Just as OpenAI’s GPT-3 text generator caused alarm about implications such as helping to create fake news for the kinds of disinformation campaigns recently seen around COVID-19, 5G, and attempting to influence various democratic processes—similar concerns will be raised about the company’s latest innovation.

People are increasingly aware of fake news and not to believe everything they read, especially from unknown sources without good track records. However, as humans, we’re still used to believing what we can see with our eyes. Fake news with fake supporting imagery is a rather convincing combination.

Much like it argued with GPT-3, OpenAI essentially says that – by putting the technology out there as responsibly as possible – it helps to raise awareness and drives research into how the implications can be tackled before such neural networks are inevitably created and used by malicious parties.

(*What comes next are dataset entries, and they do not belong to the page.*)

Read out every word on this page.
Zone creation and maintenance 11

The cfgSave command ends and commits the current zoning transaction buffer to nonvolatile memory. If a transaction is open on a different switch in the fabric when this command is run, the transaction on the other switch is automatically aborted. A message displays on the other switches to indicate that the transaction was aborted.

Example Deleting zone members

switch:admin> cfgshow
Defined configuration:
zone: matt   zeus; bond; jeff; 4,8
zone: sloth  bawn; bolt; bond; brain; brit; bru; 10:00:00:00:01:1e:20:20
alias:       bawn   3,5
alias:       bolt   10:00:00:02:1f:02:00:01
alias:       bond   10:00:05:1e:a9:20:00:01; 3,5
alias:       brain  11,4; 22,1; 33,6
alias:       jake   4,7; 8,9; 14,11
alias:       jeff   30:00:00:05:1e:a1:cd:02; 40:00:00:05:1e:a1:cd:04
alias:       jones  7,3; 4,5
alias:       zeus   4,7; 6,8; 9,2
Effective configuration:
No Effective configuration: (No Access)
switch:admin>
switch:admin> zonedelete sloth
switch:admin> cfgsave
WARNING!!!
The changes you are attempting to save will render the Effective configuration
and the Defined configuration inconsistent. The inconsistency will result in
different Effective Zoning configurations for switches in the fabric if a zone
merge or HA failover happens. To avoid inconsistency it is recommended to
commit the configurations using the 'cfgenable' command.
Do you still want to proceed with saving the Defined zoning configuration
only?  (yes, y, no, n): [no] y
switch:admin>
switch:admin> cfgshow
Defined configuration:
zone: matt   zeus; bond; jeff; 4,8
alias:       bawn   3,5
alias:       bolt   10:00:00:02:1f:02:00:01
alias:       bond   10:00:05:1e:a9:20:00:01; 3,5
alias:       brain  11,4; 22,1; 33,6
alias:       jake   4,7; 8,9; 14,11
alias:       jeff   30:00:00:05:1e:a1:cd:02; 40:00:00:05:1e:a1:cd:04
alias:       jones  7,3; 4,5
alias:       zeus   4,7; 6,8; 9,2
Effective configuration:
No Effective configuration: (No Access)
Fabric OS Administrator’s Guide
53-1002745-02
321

“We recognise that work involving generative models has the potential for significant, broad societal impacts,” OpenAI said.

“In the future, we plan to analyse how models like DALL·E relate to societal issues like economic impact on certain work processes and professions, the potential for bias in the model outputs, and the longer-term ethical challenges implied by this technology.”

Technological advancements will almost always be used for damaging purposes—but often the benefits outweigh the risks. I’d wager you could write pages about the good and bad sides of the internet, but overall it’s a pretty fantastic thing.

When it comes down to it: If the “good guys” don’t build it, you can be sure the bad ones will.